Ricardo Becerra
La Crónica
19/04/2020
Es posible que el lunes 20 del año 2020 desparrame, a modo de noticias negras, los síntomas de nuestra crisis económica toda vez que, apenas el viernes 17, las calificadoras internacionales hicieron público su fúnebre dictamen: la principal empresa de México no pasa la prueba y por eso invertir en ella, en nuestro país por añadidura, es riesgoso. Inversionistas dispónganse a retirar su dinero.
Este acontecimiento, a su vez, desatará otros que para los más viejos como yo, forman parte de un viejo libreto conocido: devaluación, pérdidas en bolsa, mayor sangría de capitales, déficit en todas las balanzas y su traducción funesta en la economía real, desempleo, evaporación de empresas y empobrecimiento general.
No es que lo quiera. Es que no hay forma de que no ocurra. Está en la sorda dinámica de la realidad económica, como tantas otras veces. México vuelve a necesitar ayuda para salir adelante, pues de un momento a otro, en cuestión de pocas semanas, incluso los más obcecados, observarán como los presupuestos públicos languidecen y el Estado no cuenta con lo mínimo para sostener su propia operación.
El Presidente López Obrador ha querido negar ese escenario y continúa resistiéndose, en un extraño pleito con la realidad. Pero es ella misma, una y otra vez, la que se ha puesto enfrente con mas terquedad y a partir de mañana, con mayor gravedad.
El punto, es que casi todo el mundo sabe lo que pasa y lo que va a seguir pasando; lo peor es que muchos ya lo están viviendo, y por eso sigue siendo necesario elaborar, interpelar, insistir y crear una corriente de opinión pública que exija un cambio serio en la política económica, una corrección que nos lleve a contar con masivas medicinas contracíclicas.
Todo lo cuál tiene un desenlace plástico: México deberá presentar un plan, una serie de medidas racionales y consistentes, que sean creíbles en primer lugar, por su rigor técnico, y en segundo porque es acompañado por un amplio abanico de intereses y convicciones en México. Ambas condiciones indispensables ante los ojos de las instituciones financieras, para tener acceso a recursos frescos y con ellos capotear una tormenta que será más larga mientras más tardemos en presentar, precisamente el plan.

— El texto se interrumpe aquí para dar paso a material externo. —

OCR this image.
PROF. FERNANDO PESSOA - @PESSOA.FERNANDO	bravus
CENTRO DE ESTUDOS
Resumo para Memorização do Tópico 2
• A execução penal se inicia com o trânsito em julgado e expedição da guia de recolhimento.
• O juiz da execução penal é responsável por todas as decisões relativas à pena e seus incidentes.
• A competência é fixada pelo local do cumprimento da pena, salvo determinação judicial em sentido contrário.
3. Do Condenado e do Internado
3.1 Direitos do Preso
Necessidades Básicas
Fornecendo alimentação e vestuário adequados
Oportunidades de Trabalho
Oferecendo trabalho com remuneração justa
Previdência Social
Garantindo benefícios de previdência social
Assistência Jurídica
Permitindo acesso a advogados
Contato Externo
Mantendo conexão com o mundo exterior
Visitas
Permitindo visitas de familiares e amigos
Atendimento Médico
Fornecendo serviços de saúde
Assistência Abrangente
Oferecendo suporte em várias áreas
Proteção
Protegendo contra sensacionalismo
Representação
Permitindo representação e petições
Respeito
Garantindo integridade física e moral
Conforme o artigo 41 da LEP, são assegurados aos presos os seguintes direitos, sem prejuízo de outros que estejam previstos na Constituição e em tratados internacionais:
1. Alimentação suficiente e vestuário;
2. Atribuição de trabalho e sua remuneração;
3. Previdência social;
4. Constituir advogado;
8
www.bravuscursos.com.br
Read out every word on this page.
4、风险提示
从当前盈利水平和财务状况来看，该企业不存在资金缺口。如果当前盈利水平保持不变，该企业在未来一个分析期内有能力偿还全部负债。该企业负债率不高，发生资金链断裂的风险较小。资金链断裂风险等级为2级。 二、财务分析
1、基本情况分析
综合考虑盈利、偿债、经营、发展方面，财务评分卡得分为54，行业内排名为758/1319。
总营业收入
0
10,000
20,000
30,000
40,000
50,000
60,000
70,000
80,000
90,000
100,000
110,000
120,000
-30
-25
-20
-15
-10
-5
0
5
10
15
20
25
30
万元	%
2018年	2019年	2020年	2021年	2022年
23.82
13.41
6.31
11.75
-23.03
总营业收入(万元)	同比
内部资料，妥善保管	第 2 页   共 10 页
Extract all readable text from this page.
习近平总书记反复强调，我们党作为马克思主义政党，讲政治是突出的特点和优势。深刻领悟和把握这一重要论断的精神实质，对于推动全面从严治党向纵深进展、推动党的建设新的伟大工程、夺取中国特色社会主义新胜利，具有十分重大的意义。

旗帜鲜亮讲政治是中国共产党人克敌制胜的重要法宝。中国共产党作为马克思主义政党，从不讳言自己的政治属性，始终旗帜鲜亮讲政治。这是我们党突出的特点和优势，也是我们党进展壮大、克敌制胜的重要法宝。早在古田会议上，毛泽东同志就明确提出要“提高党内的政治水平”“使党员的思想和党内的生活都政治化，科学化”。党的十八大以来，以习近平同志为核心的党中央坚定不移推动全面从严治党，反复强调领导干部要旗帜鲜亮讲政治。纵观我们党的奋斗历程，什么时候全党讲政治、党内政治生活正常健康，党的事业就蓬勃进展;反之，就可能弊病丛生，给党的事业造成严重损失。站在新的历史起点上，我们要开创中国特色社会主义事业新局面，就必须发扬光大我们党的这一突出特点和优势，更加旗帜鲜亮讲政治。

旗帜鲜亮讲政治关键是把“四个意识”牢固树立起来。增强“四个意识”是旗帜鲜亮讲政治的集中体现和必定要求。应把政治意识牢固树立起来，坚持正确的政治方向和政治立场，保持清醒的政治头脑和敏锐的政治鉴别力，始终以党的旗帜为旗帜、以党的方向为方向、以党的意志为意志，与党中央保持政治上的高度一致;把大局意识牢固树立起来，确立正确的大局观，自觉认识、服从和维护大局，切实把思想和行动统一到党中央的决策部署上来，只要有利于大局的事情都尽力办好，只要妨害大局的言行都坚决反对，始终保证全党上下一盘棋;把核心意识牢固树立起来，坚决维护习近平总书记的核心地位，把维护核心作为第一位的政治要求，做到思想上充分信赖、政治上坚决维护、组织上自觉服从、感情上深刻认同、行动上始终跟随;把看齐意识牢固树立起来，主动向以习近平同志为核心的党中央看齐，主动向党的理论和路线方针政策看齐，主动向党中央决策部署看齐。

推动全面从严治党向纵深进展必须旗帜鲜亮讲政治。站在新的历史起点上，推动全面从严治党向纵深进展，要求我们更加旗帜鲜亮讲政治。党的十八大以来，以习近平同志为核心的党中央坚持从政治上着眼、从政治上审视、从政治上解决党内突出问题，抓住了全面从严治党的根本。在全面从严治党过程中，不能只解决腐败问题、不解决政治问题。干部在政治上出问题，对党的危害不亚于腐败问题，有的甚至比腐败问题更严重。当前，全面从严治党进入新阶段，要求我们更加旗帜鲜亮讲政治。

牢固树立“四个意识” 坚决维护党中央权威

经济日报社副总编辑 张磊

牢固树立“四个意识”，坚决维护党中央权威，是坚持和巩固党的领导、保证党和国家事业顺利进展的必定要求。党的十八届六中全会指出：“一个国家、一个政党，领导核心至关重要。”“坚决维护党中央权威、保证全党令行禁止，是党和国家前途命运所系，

No tiene porque ser el mismo tipo de programa que el que se interpuso a la crisis del 2008, el de 1995 y menos el de 1982 y 1987. Pero tiene que elaborarse seriamente. Ese plan debe estar acompañado de un diagnóstico claro: enfrentamos un desmayo general de la economía porque queremos salvar la vida de decenas de miles de mexicanos y por eso, la actividad debe suspenderse. Y no todos sufriremos igual: toda la atención deberá enfocarse en los empleos y en quienes viven al día de su propio trabajo. Ni los adultos mayores ni los niños con discapacidad resentirán la recesión primero, pues ellos continúan recibiendo su dinero líquido (qué bueno que así sea). El objetivo está centrado en los que están viendo cerrar su fuente de sustento diario.
No está de más insistir que, mientras más tarde en llegar el plan, mayor será el paréntesis recesivo del país. Pongo un ejemplo: si las pequeñas o las medianas empresas no tienen la certeza de que serán los suficientemente apoyadas en el siguiente bimestre, no tomarán créditos para reanudar su operación mañana o pasado mañana ¿Endeudarse en un panorama incierto? No gracias. Otro ejemplo, si no hay la decisión clara de salvar al empleo de modo contundente, es probable que miles de empresas opten por despedir ahora porque lo más probable es que no tendrán en caja lo suficiente para despedir después, más débiles, tras meses de parálisis.
Lo que quiero decir es que esas certezas económicas son necesarias ahora precisamente para que podamos estar en condiciones de levantarnos y caminar mañana. Pues si habrá un mañana, es porque habremos sabido construir un plan, desde hoy.